Many factors that deterred military conflict during the Cold War and after have weakened. The growing parity of arsenals, absence of moderating pressures, and power imbalances between states have exposed underlying stresses within the global system and increased the probability of conflict.

Russia’s case is symptomatic of the current anarchic state of affairs. Having lost the economic, technological, and political heft of the Soviet era, it retains great power aspirations, demands exceptionalism, and clings to nuclear superpower status. Its nuclear arsenal is a key component of leverage: it endows immunity from military pressure and the leeway to pursue an independent foreign policy.

Nuclear deterrence today can only work in conjunction with agreements, limitations, and transparency. Without these, it brings antagonistic powers to the brink of nuclear war in a crisis. In the present fragile conditions of deterrent relationships, the prospects for nuclear stability among the nine nuclear-armed states will remain forlorn.

The Challenge

Cold War nuclear paradigms cannot be further tweaked to provide an illusion of stability to the nine nuclear-armed states. Priority should be given to identifying methods to dispel mistrust while advancing the idea that globally, nuclear surety is neither served by ‘parity’ in arsenals nor ‘assurance’ of total devastation. The former has brought a multi-polar encore of an arms race into play, while the latter is a return to barbaric times when extinction was propagated as a solution.

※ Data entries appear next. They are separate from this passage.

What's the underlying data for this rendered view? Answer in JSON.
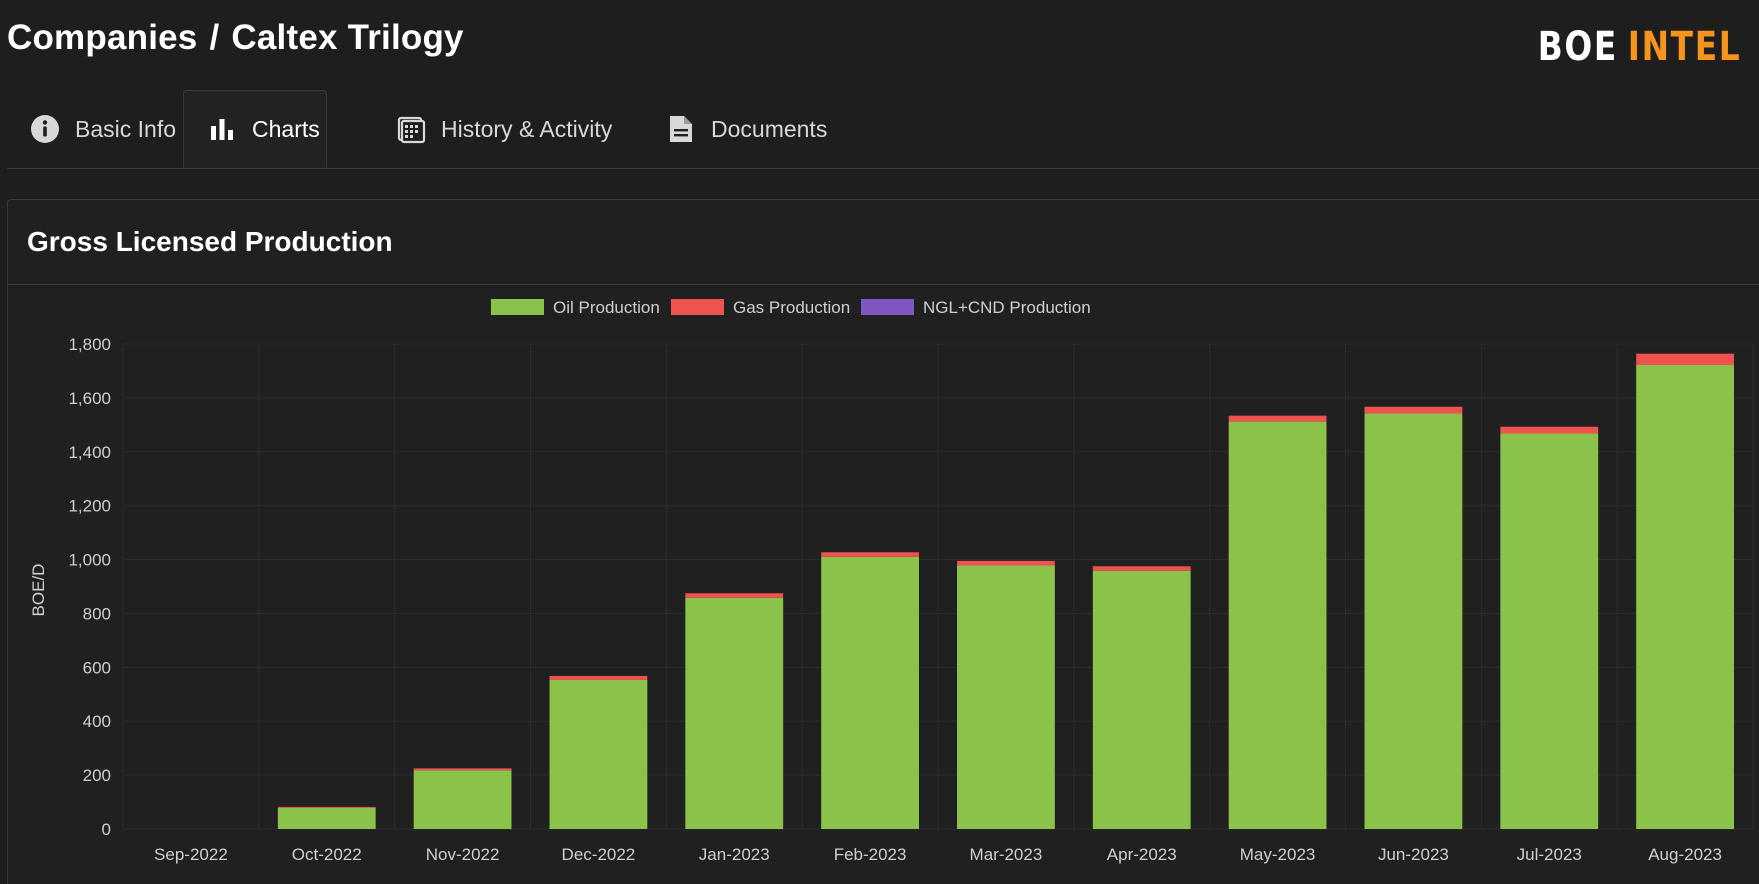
{
  "header": {
    "breadcrumb_root": "Companies",
    "breadcrumb_sep": "/",
    "breadcrumb_current": "Caltex Trilogy",
    "logo_part1": "BOE",
    "logo_part2": "INTEL"
  },
  "tabs": [
    {
      "label": "Basic Info",
      "icon": "info-icon"
    },
    {
      "label": "Charts",
      "icon": "bar-chart-icon",
      "active": true
    },
    {
      "label": "History & Activity",
      "icon": "calendar-icon"
    },
    {
      "label": "Documents",
      "icon": "document-icon"
    }
  ],
  "card": {
    "title": "Gross Licensed Production"
  },
  "colors": {
    "oil": "#8bc34a",
    "gas": "#ef5350",
    "ngl": "#7e57c2",
    "accent": "#f7941d"
  },
  "chart_data": {
    "type": "bar",
    "stacked": true,
    "ylabel": "BOE/D",
    "ylim": [
      0,
      1800
    ],
    "yticks": [
      0,
      200,
      400,
      600,
      800,
      1000,
      1200,
      1400,
      1600,
      1800
    ],
    "grid": true,
    "legend_position": "top-center",
    "categories": [
      "Sep-2022",
      "Oct-2022",
      "Nov-2022",
      "Dec-2022",
      "Jan-2023",
      "Feb-2023",
      "Mar-2023",
      "Apr-2023",
      "May-2023",
      "Jun-2023",
      "Jul-2023",
      "Aug-2023"
    ],
    "series": [
      {
        "name": "Oil Production",
        "color": "#8bc34a",
        "values": [
          0,
          78,
          218,
          553,
          858,
          1010,
          978,
          958,
          1512,
          1542,
          1468,
          1722
        ]
      },
      {
        "name": "Gas Production",
        "color": "#ef5350",
        "values": [
          0,
          4,
          7,
          15,
          17,
          17,
          17,
          17,
          22,
          25,
          25,
          42
        ]
      },
      {
        "name": "NGL+CND Production",
        "color": "#7e57c2",
        "values": [
          0,
          0,
          0,
          0,
          0,
          0,
          0,
          0,
          0,
          0,
          0,
          0
        ]
      }
    ]
  }
}
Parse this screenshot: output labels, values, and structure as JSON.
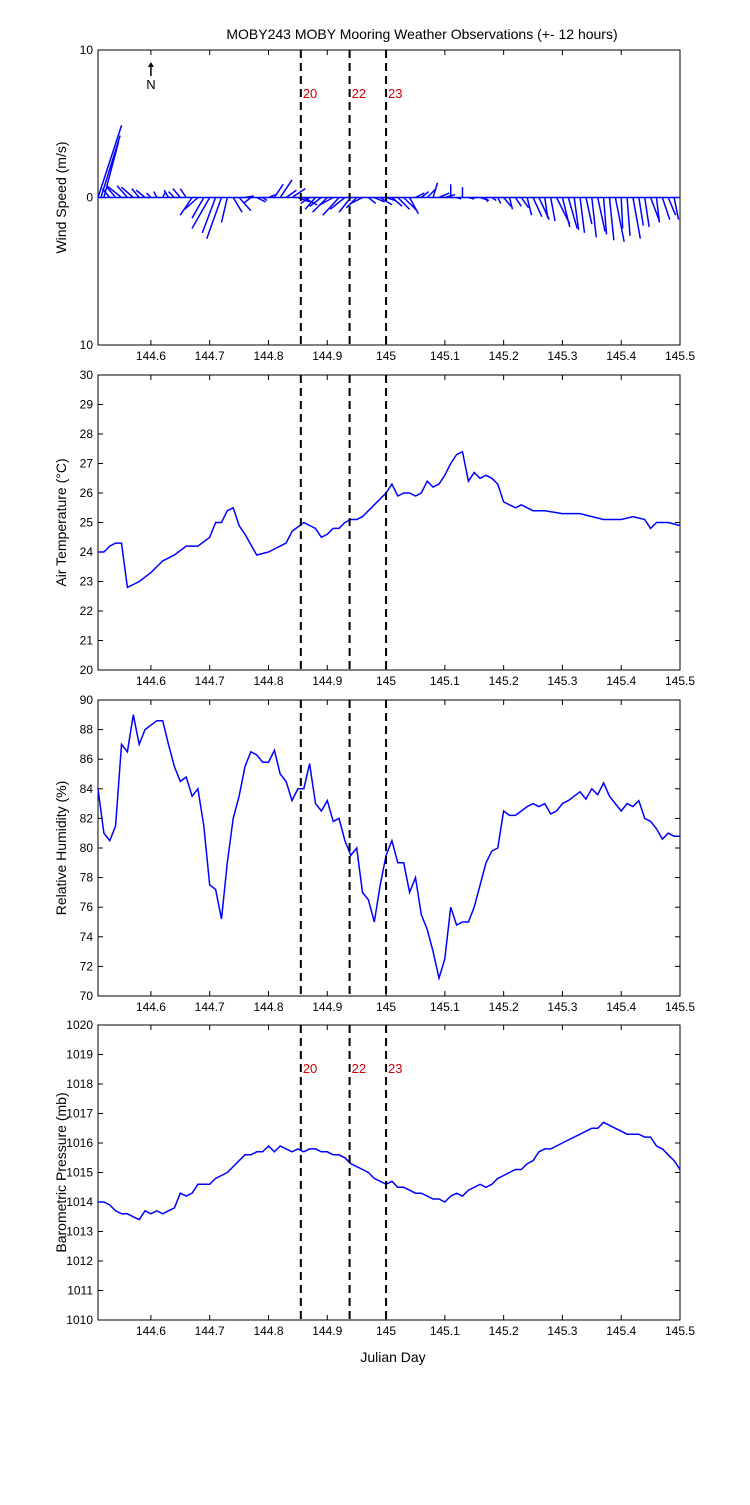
{
  "title": "MOBY243 MOBY Mooring Weather Observations (+- 12 hours)",
  "xlabel": "Julian Day",
  "colors": {
    "series": "#0000ff",
    "marker_label": "#cc0000",
    "axis": "#000000"
  },
  "north_label": "N",
  "markers": [
    {
      "day": 144.855,
      "label": "20"
    },
    {
      "day": 144.938,
      "label": "22"
    },
    {
      "day": 145.0,
      "label": "23"
    }
  ],
  "chart_data": [
    {
      "type": "line",
      "ylabel": "Wind Speed (m/s)",
      "xlim": [
        144.51,
        145.5
      ],
      "ylim": [
        -10,
        10
      ],
      "ytick_labels": [
        "10",
        "0",
        "10"
      ],
      "xticks": [
        "144.6",
        "144.7",
        "144.8",
        "144.9",
        "145",
        "145.1",
        "145.2",
        "145.3",
        "145.4",
        "145.5"
      ],
      "marker_labels_shown": true,
      "grid": false,
      "series": [
        {
          "style": "wind-stick",
          "x": [
            144.51,
            144.515,
            144.52,
            144.53,
            144.54,
            144.55,
            144.56,
            144.57,
            144.58,
            144.59,
            144.6,
            144.61,
            144.62,
            144.63,
            144.64,
            144.65,
            144.66,
            144.67,
            144.68,
            144.69,
            144.7,
            144.71,
            144.72,
            144.73,
            144.74,
            144.75,
            144.76,
            144.77,
            144.78,
            144.79,
            144.8,
            144.81,
            144.82,
            144.83,
            144.84,
            144.85,
            144.86,
            144.87,
            144.88,
            144.89,
            144.9,
            144.91,
            144.92,
            144.93,
            144.94,
            144.95,
            144.96,
            144.97,
            144.98,
            144.99,
            145.0,
            145.01,
            145.02,
            145.03,
            145.04,
            145.05,
            145.06,
            145.07,
            145.08,
            145.09,
            145.1,
            145.11,
            145.12,
            145.13,
            145.14,
            145.15,
            145.16,
            145.17,
            145.18,
            145.19,
            145.2,
            145.21,
            145.22,
            145.23,
            145.24,
            145.25,
            145.26,
            145.27,
            145.28,
            145.29,
            145.3,
            145.31,
            145.32,
            145.33,
            145.34,
            145.35,
            145.36,
            145.37,
            145.38,
            145.39,
            145.4,
            145.41,
            145.42,
            145.43,
            145.44,
            145.45,
            145.46,
            145.47,
            145.48,
            145.49
          ],
          "u": [
            1.6,
            1.3,
            1.0,
            -0.5,
            -0.6,
            -1.0,
            -0.7,
            -0.8,
            -0.5,
            -0.6,
            -0.3,
            -0.2,
            0.2,
            -0.3,
            -0.4,
            -0.5,
            -0.4,
            -0.8,
            -0.9,
            -0.8,
            -1.2,
            -0.9,
            -1.0,
            -0.4,
            0.6,
            0.8,
            0.6,
            -0.5,
            0.6,
            0.3,
            0.5,
            0.6,
            0.8,
            0.7,
            0.9,
            0.8,
            0.9,
            -0.6,
            -0.7,
            -0.8,
            -1.0,
            -0.9,
            -1.1,
            -1.0,
            -0.8,
            -0.7,
            -0.8,
            0.5,
            0.7,
            0.8,
            0.6,
            0.7,
            0.8,
            0.9,
            0.6,
            0.6,
            0.5,
            0.6,
            0.3,
            0.7,
            0.7,
            0.0,
            0.3,
            0.0,
            0.4,
            0.2,
            0.6,
            0.1,
            0.3,
            0.2,
            0.5,
            0.2,
            0.4,
            0.5,
            0.3,
            0.6,
            0.7,
            0.2,
            0.3,
            0.9,
            0.5,
            0.6,
            0.3,
            0.3,
            0.4,
            0.3,
            0.5,
            0.2,
            0.3,
            0.6,
            0.1,
            0.2,
            0.5,
            0.3,
            0.3,
            0.6,
            0.2,
            0.5,
            0.5,
            0.3
          ],
          "v": [
            4.9,
            4.2,
            3.8,
            0.6,
            0.7,
            0.8,
            0.8,
            0.7,
            0.6,
            0.5,
            0.3,
            0.4,
            0.4,
            0.5,
            0.4,
            0.6,
            0.6,
            -1.2,
            -0.8,
            -1.4,
            -2.1,
            -2.4,
            -2.8,
            -1.7,
            -1.0,
            -0.9,
            0.1,
            -0.4,
            -0.3,
            -0.2,
            0.2,
            0.9,
            1.2,
            0.5,
            0.6,
            -0.3,
            -0.5,
            -0.4,
            -0.8,
            -0.6,
            -1.0,
            -0.5,
            -1.2,
            -0.8,
            -1.0,
            -0.7,
            -0.4,
            -0.4,
            -0.3,
            -0.5,
            -0.2,
            -0.6,
            -0.8,
            -0.9,
            -1.1,
            0.3,
            0.4,
            0.6,
            1.0,
            0.3,
            0.2,
            0.9,
            -0.1,
            0.7,
            -0.1,
            0.0,
            -0.2,
            -0.3,
            -0.2,
            -0.4,
            -0.6,
            -0.8,
            -0.6,
            -0.7,
            -1.2,
            -1.3,
            -1.5,
            -1.4,
            -1.6,
            -1.8,
            -2.0,
            -2.1,
            -2.2,
            -2.4,
            -1.8,
            -2.7,
            -2.3,
            -2.5,
            -2.9,
            -3.0,
            -2.1,
            -2.6,
            -2.8,
            -1.9,
            -2.0,
            -1.6,
            -1.7,
            -1.5,
            -1.2,
            -1.5
          ]
        }
      ]
    },
    {
      "type": "line",
      "ylabel": "Air Temperature (°C)",
      "xlim": [
        144.51,
        145.5
      ],
      "ylim": [
        20,
        30
      ],
      "ytick_labels": [
        "20",
        "21",
        "22",
        "23",
        "24",
        "25",
        "26",
        "27",
        "28",
        "29",
        "30"
      ],
      "xticks": [
        "144.6",
        "144.7",
        "144.8",
        "144.9",
        "145",
        "145.1",
        "145.2",
        "145.3",
        "145.4",
        "145.5"
      ],
      "marker_labels_shown": false,
      "grid": false,
      "series": [
        {
          "x": [
            144.51,
            144.52,
            144.53,
            144.54,
            144.55,
            144.56,
            144.57,
            144.58,
            144.6,
            144.62,
            144.64,
            144.66,
            144.68,
            144.7,
            144.71,
            144.72,
            144.73,
            144.74,
            144.75,
            144.76,
            144.78,
            144.8,
            144.81,
            144.82,
            144.83,
            144.84,
            144.86,
            144.87,
            144.88,
            144.89,
            144.9,
            144.91,
            144.92,
            144.93,
            144.94,
            144.95,
            144.96,
            144.97,
            144.98,
            144.99,
            145.0,
            145.01,
            145.02,
            145.03,
            145.04,
            145.05,
            145.06,
            145.07,
            145.08,
            145.09,
            145.1,
            145.11,
            145.12,
            145.13,
            145.14,
            145.15,
            145.16,
            145.17,
            145.18,
            145.19,
            145.2,
            145.21,
            145.22,
            145.23,
            145.24,
            145.25,
            145.27,
            145.3,
            145.33,
            145.35,
            145.37,
            145.4,
            145.42,
            145.44,
            145.45,
            145.46,
            145.48,
            145.5
          ],
          "values": [
            24.0,
            24.0,
            24.2,
            24.3,
            24.3,
            22.8,
            22.9,
            23.0,
            23.3,
            23.7,
            23.9,
            24.2,
            24.2,
            24.5,
            25.0,
            25.0,
            25.4,
            25.5,
            24.9,
            24.6,
            23.9,
            24.0,
            24.1,
            24.2,
            24.3,
            24.7,
            25.0,
            24.9,
            24.8,
            24.5,
            24.6,
            24.8,
            24.8,
            25.0,
            25.1,
            25.1,
            25.2,
            25.4,
            25.6,
            25.8,
            26.0,
            26.3,
            25.9,
            26.0,
            26.0,
            25.9,
            26.0,
            26.4,
            26.2,
            26.3,
            26.6,
            27.0,
            27.3,
            27.4,
            26.4,
            26.7,
            26.5,
            26.6,
            26.5,
            26.3,
            25.7,
            25.6,
            25.5,
            25.6,
            25.5,
            25.4,
            25.4,
            25.3,
            25.3,
            25.2,
            25.1,
            25.1,
            25.2,
            25.1,
            24.8,
            25.0,
            25.0,
            24.9
          ]
        }
      ]
    },
    {
      "type": "line",
      "ylabel": "Relative Humidity (%)",
      "xlim": [
        144.51,
        145.5
      ],
      "ylim": [
        70,
        90
      ],
      "ytick_labels": [
        "70",
        "72",
        "74",
        "76",
        "78",
        "80",
        "82",
        "84",
        "86",
        "88",
        "90"
      ],
      "xticks": [
        "144.6",
        "144.7",
        "144.8",
        "144.9",
        "145",
        "145.1",
        "145.2",
        "145.3",
        "145.4",
        "145.5"
      ],
      "marker_labels_shown": false,
      "grid": false,
      "series": [
        {
          "x": [
            144.51,
            144.52,
            144.53,
            144.54,
            144.55,
            144.56,
            144.57,
            144.58,
            144.59,
            144.6,
            144.61,
            144.62,
            144.63,
            144.64,
            144.65,
            144.66,
            144.67,
            144.68,
            144.69,
            144.7,
            144.71,
            144.72,
            144.73,
            144.74,
            144.75,
            144.76,
            144.77,
            144.78,
            144.79,
            144.8,
            144.81,
            144.82,
            144.83,
            144.84,
            144.85,
            144.86,
            144.87,
            144.88,
            144.89,
            144.9,
            144.91,
            144.92,
            144.93,
            144.94,
            144.95,
            144.96,
            144.97,
            144.98,
            144.99,
            145.0,
            145.01,
            145.02,
            145.03,
            145.04,
            145.05,
            145.06,
            145.07,
            145.08,
            145.09,
            145.1,
            145.11,
            145.12,
            145.13,
            145.14,
            145.15,
            145.16,
            145.17,
            145.18,
            145.19,
            145.2,
            145.21,
            145.22,
            145.23,
            145.24,
            145.25,
            145.26,
            145.27,
            145.28,
            145.29,
            145.3,
            145.31,
            145.32,
            145.33,
            145.34,
            145.35,
            145.36,
            145.37,
            145.38,
            145.39,
            145.4,
            145.41,
            145.42,
            145.43,
            145.44,
            145.45,
            145.46,
            145.47,
            145.48,
            145.49,
            145.5
          ],
          "values": [
            84.0,
            81.0,
            80.5,
            81.5,
            87.0,
            86.5,
            89.0,
            87.0,
            88.0,
            88.3,
            88.6,
            88.6,
            87.0,
            85.5,
            84.5,
            84.8,
            83.5,
            84.0,
            81.5,
            77.5,
            77.2,
            75.2,
            79.0,
            82.0,
            83.5,
            85.5,
            86.5,
            86.3,
            85.8,
            85.8,
            86.6,
            85.0,
            84.5,
            83.2,
            84.0,
            84.0,
            85.7,
            83.0,
            82.5,
            83.2,
            81.8,
            82.0,
            80.5,
            79.5,
            80.0,
            77.0,
            76.5,
            75.0,
            77.5,
            79.5,
            80.5,
            79.0,
            79.0,
            77.0,
            78.0,
            75.5,
            74.5,
            73.0,
            71.2,
            72.5,
            76.0,
            74.8,
            75.0,
            75.0,
            76.0,
            77.5,
            79.0,
            79.8,
            80.0,
            82.5,
            82.2,
            82.2,
            82.5,
            82.8,
            83.0,
            82.8,
            83.0,
            82.3,
            82.5,
            83.0,
            83.2,
            83.5,
            83.8,
            83.3,
            84.0,
            83.6,
            84.4,
            83.5,
            83.0,
            82.5,
            83.0,
            82.8,
            83.2,
            82.0,
            81.8,
            81.3,
            80.6,
            81.0,
            80.8,
            80.8
          ]
        }
      ]
    },
    {
      "type": "line",
      "ylabel": "Barometric Pressure (mb)",
      "xlabel": "Julian Day",
      "xlim": [
        144.51,
        145.5
      ],
      "ylim": [
        1010,
        1020
      ],
      "ytick_labels": [
        "1010",
        "1011",
        "1012",
        "1013",
        "1014",
        "1015",
        "1016",
        "1017",
        "1018",
        "1019",
        "1020"
      ],
      "xticks": [
        "144.6",
        "144.7",
        "144.8",
        "144.9",
        "145",
        "145.1",
        "145.2",
        "145.3",
        "145.4",
        "145.5"
      ],
      "marker_labels_shown": true,
      "grid": false,
      "series": [
        {
          "x": [
            144.51,
            144.52,
            144.53,
            144.54,
            144.55,
            144.56,
            144.57,
            144.58,
            144.59,
            144.6,
            144.61,
            144.62,
            144.63,
            144.64,
            144.65,
            144.66,
            144.67,
            144.68,
            144.69,
            144.7,
            144.71,
            144.72,
            144.73,
            144.74,
            144.75,
            144.76,
            144.77,
            144.78,
            144.79,
            144.8,
            144.81,
            144.82,
            144.83,
            144.84,
            144.85,
            144.86,
            144.87,
            144.88,
            144.89,
            144.9,
            144.91,
            144.92,
            144.93,
            144.94,
            144.95,
            144.96,
            144.97,
            144.98,
            144.99,
            145.0,
            145.01,
            145.02,
            145.03,
            145.04,
            145.05,
            145.06,
            145.07,
            145.08,
            145.09,
            145.1,
            145.11,
            145.12,
            145.13,
            145.14,
            145.15,
            145.16,
            145.17,
            145.18,
            145.19,
            145.2,
            145.21,
            145.22,
            145.23,
            145.24,
            145.25,
            145.26,
            145.27,
            145.28,
            145.29,
            145.3,
            145.31,
            145.32,
            145.33,
            145.34,
            145.35,
            145.36,
            145.37,
            145.38,
            145.39,
            145.4,
            145.41,
            145.42,
            145.43,
            145.44,
            145.45,
            145.46,
            145.47,
            145.48,
            145.49,
            145.5
          ],
          "values": [
            1014.0,
            1014.0,
            1013.9,
            1013.7,
            1013.6,
            1013.6,
            1013.5,
            1013.4,
            1013.7,
            1013.6,
            1013.7,
            1013.6,
            1013.7,
            1013.8,
            1014.3,
            1014.2,
            1014.3,
            1014.6,
            1014.6,
            1014.6,
            1014.8,
            1014.9,
            1015.0,
            1015.2,
            1015.4,
            1015.6,
            1015.6,
            1015.7,
            1015.7,
            1015.9,
            1015.7,
            1015.9,
            1015.8,
            1015.7,
            1015.8,
            1015.7,
            1015.8,
            1015.8,
            1015.7,
            1015.7,
            1015.6,
            1015.6,
            1015.5,
            1015.3,
            1015.2,
            1015.1,
            1015.0,
            1014.8,
            1014.7,
            1014.6,
            1014.7,
            1014.5,
            1014.5,
            1014.4,
            1014.3,
            1014.3,
            1014.2,
            1014.1,
            1014.1,
            1014.0,
            1014.2,
            1014.3,
            1014.2,
            1014.4,
            1014.5,
            1014.6,
            1014.5,
            1014.6,
            1014.8,
            1014.9,
            1015.0,
            1015.1,
            1015.1,
            1015.3,
            1015.4,
            1015.7,
            1015.8,
            1015.8,
            1015.9,
            1016.0,
            1016.1,
            1016.2,
            1016.3,
            1016.4,
            1016.5,
            1016.5,
            1016.7,
            1016.6,
            1016.5,
            1016.4,
            1016.3,
            1016.3,
            1016.3,
            1016.2,
            1016.2,
            1015.9,
            1015.8,
            1015.6,
            1015.4,
            1015.1
          ]
        }
      ]
    }
  ]
}
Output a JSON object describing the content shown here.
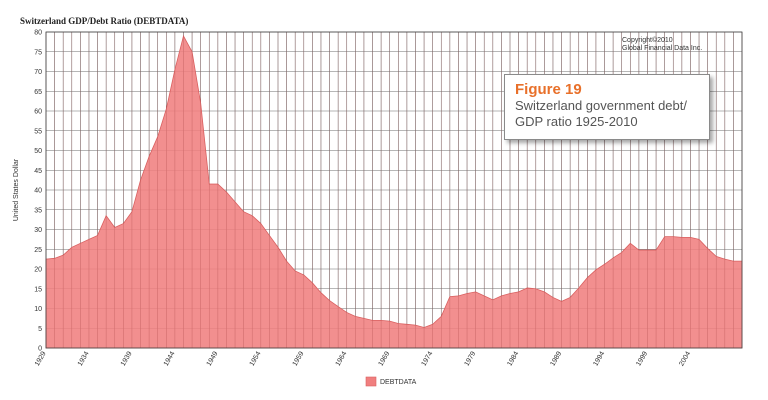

Today, economics and interdependence are the engines of global power. Yet there is reluctance to step back from military situations such as what we see in Ukraine. Nuclear weapons cannot be reduced to a gambler’s game of dare. But to remove it from arsenals altogether is not practicable, especially since states are not ready to wean themselves from an instrument of power. The answer lies in transparency, shadowed by a withdrawal from this calamitous obsession through a general adoption of a policy of no first use (NFU) of nuclear weapons. This is a first step towards disarmament.